Additionally, the plan is for more than just informing how changes will be implemented. It’s also about including your people in the processes and getting them invested in your vision.
Establish two-way communication
Throughout a transformation process, it’s important to make sure every voice is heard. Create a channel or platform that allows dispersed employees to express their ideas, grievances or worries in a safe, possibly anonymous space. This could be through surveys, polls, opportunities for 1-1 conversations, skip level team meetings and many more. It’s important to remember dispersed teams may influence what platforms you can use so think about online factors when designing these.
It’s good practice to prioritise answering your team’s questions to avoid any unnecessary stress and keep them moving towards your vision and end goal.
Honesty is key! So, if management is honest and transparent, employees will be too, leading to a smooth and successful period of change.

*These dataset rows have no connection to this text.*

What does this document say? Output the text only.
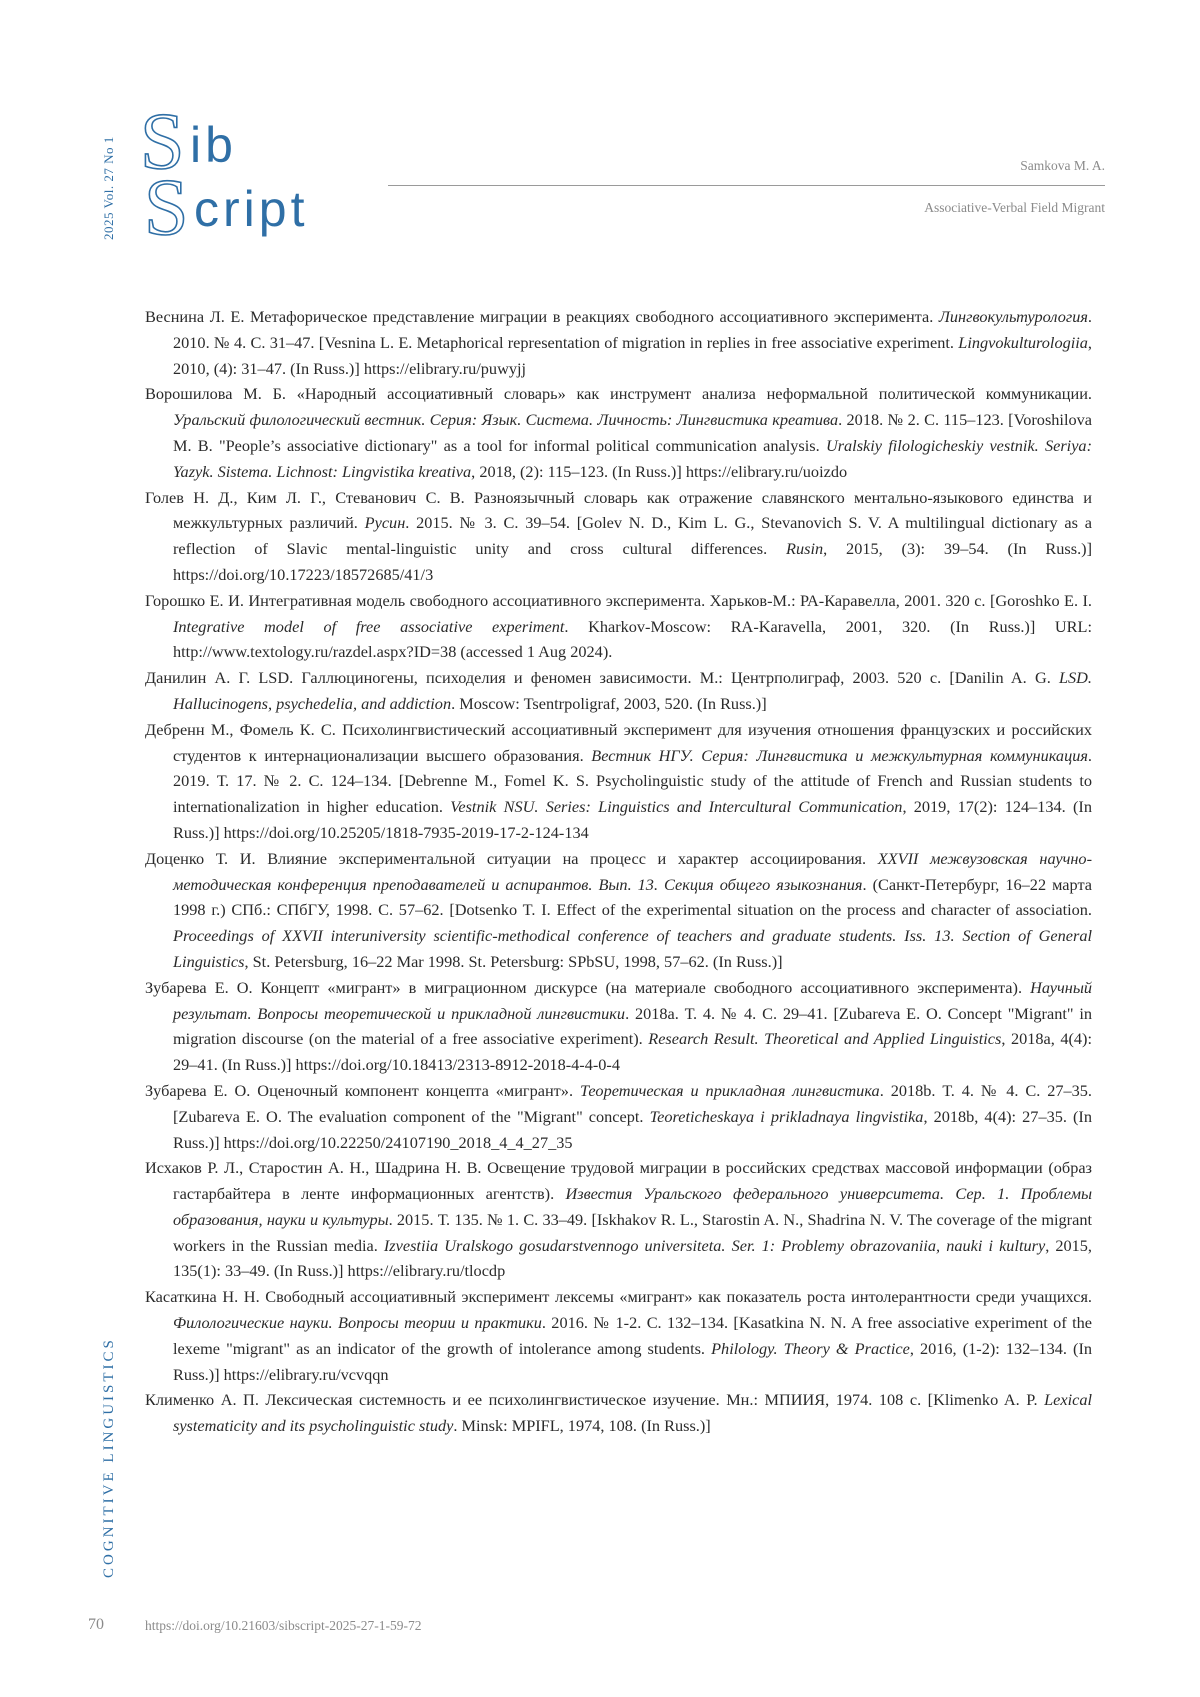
2025 Vol. 27 No 1
COGNITIVE LINGUISTICS
S
S
ib
cript
Samkova M. A.
Associative-Verbal Field Migrant

Веснина Л. Е. Метафорическое представление миграции в реакциях свободного ассоциативного эксперимента. Лингвокультурология. 2010. № 4. С. 31–47. [Vesnina L. E. Metaphorical representation of migration in replies in free associative experiment. Lingvokulturologiia, 2010, (4): 31–47. (In Russ.)] https://elibrary.ru/puwyjj

Ворошилова М. Б. «Народный ассоциативный словарь» как инструмент анализа неформальной политической коммуникации. Уральский филологический вестник. Серия: Язык. Система. Личность: Лингвистика креатива. 2018. № 2. С. 115–123. [Voroshilova M. B. "People’s associative dictionary" as a tool for informal political communication analysis. Uralskiy filologicheskiy vestnik. Seriya: Yazyk. Sistema. Lichnost: Lingvistika kreativa, 2018, (2): 115–123. (In Russ.)] https://elibrary.ru/uoizdo

Голев Н. Д., Ким Л. Г., Стеванович С. В. Разноязычный словарь как отражение славянского ментально-языкового единства и межкультурных различий. Русин. 2015. № 3. С. 39–54. [Golev N. D., Kim L. G., Stevanovich S. V. A multilingual dictionary as a reflection of Slavic mental-linguistic unity and cross cultural differences. Rusin, 2015, (3): 39–54. (In Russ.)] https://doi.org/10.17223/18572685/41/3

Горошко Е. И. Интегративная модель свободного ассоциативного эксперимента. Харьков-М.: РА-Каравелла, 2001. 320 с. [Goroshko E. I. Integrative model of free associative experiment. Kharkov-Moscow: RA-Karavella, 2001, 320. (In Russ.)] URL: http://www.textology.ru/razdel.aspx?ID=38 (accessed 1 Aug 2024).

Данилин А. Г. LSD. Галлюциногены, психоделия и феномен зависимости. М.: Центрполиграф, 2003. 520 с. [Danilin A. G. LSD. Hallucinogens, psychedelia, and addiction. Moscow: Tsentrpoligraf, 2003, 520. (In Russ.)]

Дебренн М., Фомель К. С. Психолингвистический ассоциативный эксперимент для изучения отношения французских и российских студентов к интернационализации высшего образования. Вестник НГУ. Серия: Лингвистика и межкультурная коммуникация. 2019. Т. 17. № 2. С. 124–134. [Debrenne M., Fomel K. S. Psycholinguistic study of the attitude of French and Russian students to internationalization in higher education. Vestnik NSU. Series: Linguistics and Intercultural Communication, 2019, 17(2): 124–134. (In Russ.)] https://doi.org/10.25205/1818-7935-2019-17-2-124-134

Доценко Т. И. Влияние экспериментальной ситуации на процесс и характер ассоциирования. XXVII межвузовская научно-методическая конференция преподавателей и аспирантов. Вып. 13. Секция общего языкознания. (Санкт-Петербург, 16–22 марта 1998 г.) СПб.: СПбГУ, 1998. С. 57–62. [Dotsenko T. I. Effect of the experimental situation on the process and character of association. Proceedings of XXVII interuniversity scientific-methodical conference of teachers and graduate students. Iss. 13. Section of General Linguistics, St. Petersburg, 16–22 Mar 1998. St. Petersburg: SPbSU, 1998, 57–62. (In Russ.)]

Зубарева Е. О. Концепт «мигрант» в миграционном дискурсе (на материале свободного ассоциативного эксперимента). Научный результат. Вопросы теоретической и прикладной лингвистики. 2018a. Т. 4. № 4. С. 29–41. [Zubareva E. O. Concept "Migrant" in migration discourse (on the material of a free associative experiment). Research Result. Theoretical and Applied Linguistics, 2018a, 4(4): 29–41. (In Russ.)] https://doi.org/10.18413/2313-8912-2018-4-4-0-4

Зубарева Е. О. Оценочный компонент концепта «мигрант». Теоретическая и прикладная лингвистика. 2018b. Т. 4. № 4. С. 27–35. [Zubareva E. O. The evaluation component of the "Migrant" concept. Teoreticheskaya i prikladnaya lingvistika, 2018b, 4(4): 27–35. (In Russ.)] https://doi.org/10.22250/24107190_2018_4_4_27_35

Исхаков Р. Л., Старостин А. Н., Шадрина Н. В. Освещение трудовой миграции в российских средствах массовой информации (образ гастарбайтера в ленте информационных агентств). Известия Уральского федерального университета. Сер. 1. Проблемы образования, науки и культуры. 2015. Т. 135. № 1. С. 33–49. [Iskhakov R. L., Starostin A. N., Shadrina N. V. The coverage of the migrant workers in the Russian media. Izvestiia Uralskogo gosudarstvennogo universiteta. Ser. 1: Problemy obrazovaniia, nauki i kultury, 2015, 135(1): 33–49. (In Russ.)] https://elibrary.ru/tlocdp

Касаткина Н. Н. Свободный ассоциативный эксперимент лексемы «мигрант» как показатель роста интолерантности среди учащихся. Филологические науки. Вопросы теории и практики. 2016. № 1-2. С. 132–134. [Kasatkina N. N. A free associative experiment of the lexeme "migrant" as an indicator of the growth of intolerance among students. Philology. Theory & Practice, 2016, (1-2): 132–134. (In Russ.)] https://elibrary.ru/vcvqqn

Клименко А. П. Лексическая системность и ее психолингвистическое изучение. Мн.: МПИИЯ, 1974. 108 с. [Klimenko A. P. Lexical systematicity and its psycholinguistic study. Minsk: MPIFL, 1974, 108. (In Russ.)]

70	https://doi.org/10.21603/sibscript-2025-27-1-59-72
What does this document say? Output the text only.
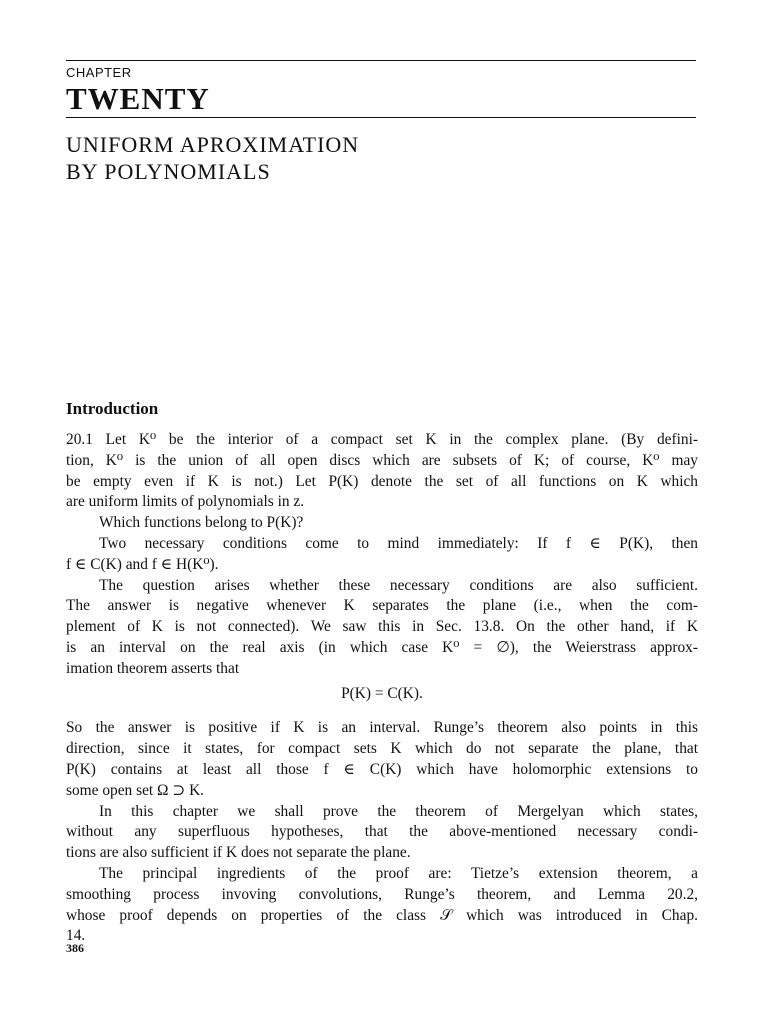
CHAPTER
TWENTY
UNIFORM APROXIMATION
BY POLYNOMIALS
Introduction
20.1 Let K⁰ be the interior of a compact set K in the complex plane. (By defini-
tion, K⁰ is the union of all open discs which are subsets of K; of course, K⁰ may
be empty even if K is not.) Let P(K) denote the set of all functions on K which
are uniform limits of polynomials in z.
Which functions belong to P(K)?
Two necessary conditions come to mind immediately: If f ∈ P(K), then
f ∈ C(K) and f ∈ H(K⁰).
The question arises whether these necessary conditions are also sufficient.
The answer is negative whenever K separates the plane (i.e., when the com-
plement of K is not connected). We saw this in Sec. 13.8. On the other hand, if K
is an interval on the real axis (in which case K⁰ = ∅), the Weierstrass approx-
imation theorem asserts that
P(K) = C(K).
So the answer is positive if K is an interval. Runge’s theorem also points in this
direction, since it states, for compact sets K which do not separate the plane, that
P(K) contains at least all those f ∈ C(K) which have holomorphic extensions to
some open set Ω ⊃ K.
In this chapter we shall prove the theorem of Mergelyan which states,
without any superfluous hypotheses, that the above-mentioned necessary condi-
tions are also sufficient if K does not separate the plane.
The principal ingredients of the proof are: Tietze’s extension theorem, a
smoothing process invoving convolutions, Runge’s theorem, and Lemma 20.2,
whose proof depends on properties of the class 𝒮 which was introduced in Chap.
14.
386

Explain “how it benefits you”
Simply put, we have to look after ourselves and put our interests first. And it’s not different for local or dispersed teams. This means your people need to know what’s in it for them. This will help to grow their support and motivation towards the end goal. It can’t be a generic answer – “this change will take the business to the next level” – it has to be personal and meaningful to your employees. Yes things will be different but this is what you can expect and this is how we are going to make it worth your while.
In some instances, there may not be direct benefits. If that’s the case, be open and honest rather than hiding behind buzzwords. Transparency stops people from reading between the lines and coming up with their own conclusions, which is very often how the rumour mill starts!
Start the change with managers
The best way to communicate change to dispersed teams is to lead by example. In order to lead by example, your managers need to know exactly what is happening. A Towers Watson study found that while 68% of senior managers say they understand why organisational change is happening whereas only 40% of front-line supervisors say the same, this highlights a gap that you need to be aware of – just because you have communicated to your senior leadership team does not mean the messaging is getting through to the next layer down (smarp, 2020).
This is why all the components – vision, personalised communication strategies and feedback platforms – are critical to ensuring your managers know how to lead their teams into the change processes.
Leaders of dispersed teams need special consideration to give them the knowledge and skills they need to incite motivation and movement with their remote staff. From there, they can lead by example.
So while communicating to dispersed teams has some added challenges, when you create a clear communication plan with a strong vision and team collaboration, you’ll have a smooth and successful transition process.